As Australia's 9 News pointed out, Gurner got his start in property investing "with the help of $34,000 borrowed from his grandfather."

Gurner's toast advice was not received on Twitter.

 

 

 

 

 

 

 

 

 

 

Gurner's comments not only seem dismissive, but they ignore the real issue.

The reason millennials aren't buying houses isn't because they're spending too much money on avocados and coffee, nor are they not working hard enough. "Millennials are actually more likely to see themselves — proudly — as 'work martyrs' than older workers, and less likely to use all their vacation time," Harvard Business Review reported in August 2016, citing survey data.
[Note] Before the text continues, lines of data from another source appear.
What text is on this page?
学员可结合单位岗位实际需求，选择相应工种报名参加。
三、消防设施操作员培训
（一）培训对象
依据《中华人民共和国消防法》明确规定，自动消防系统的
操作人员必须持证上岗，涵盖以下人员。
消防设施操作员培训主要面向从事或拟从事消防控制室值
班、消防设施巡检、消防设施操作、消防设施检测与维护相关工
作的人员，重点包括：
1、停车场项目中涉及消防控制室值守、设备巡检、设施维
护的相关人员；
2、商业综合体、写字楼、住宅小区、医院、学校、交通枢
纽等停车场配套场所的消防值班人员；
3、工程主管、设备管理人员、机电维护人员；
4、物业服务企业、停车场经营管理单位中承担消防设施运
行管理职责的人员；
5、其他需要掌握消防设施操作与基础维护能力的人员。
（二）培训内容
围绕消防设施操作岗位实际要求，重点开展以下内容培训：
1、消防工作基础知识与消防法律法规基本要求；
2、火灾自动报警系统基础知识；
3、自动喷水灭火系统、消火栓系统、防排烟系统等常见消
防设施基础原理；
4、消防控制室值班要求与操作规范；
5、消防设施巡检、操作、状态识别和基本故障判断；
Meanwhile, "Homeownership rates among Americans under age 35 are barely more than half the national number, at just 34.1 percent," The Washington Post reported last year. "This too is a record low and about a fifth below its peak from the go-go years of the mid-2000s."

The Wall Street Journal explained in June 2014 why millennials cannot afford homes like their parents:

"The financial crisis exacted a heavy toll on the generation of Americans now entering their 30s. Facing difficult job prospects, little-to-no income growth and a historically unprecedented level of student loans, their finances are in a more precarious state than those of prior generations. That has cut into their ability to buy a first home, and is a major reason the housing recovery continues to disappoint."

None of this has anything to do with spending money on avocados or coffee.

 

 

Gurner's advice completely misses the mark. Sure, it's never a bad idea to be frugal, but even if a 30-year-old saved every penny they got, they'd still be making far less than baby-boomers did.

"Americans ages 25 to 34 make 20 percent less money than baby boomers did at the same age," The Daily News reported in January. In 2013, millennials made $40,581; in 1989, they would have made $50,910. It's hard to take Gurner's advice seriously in the face of such a massive economic shift.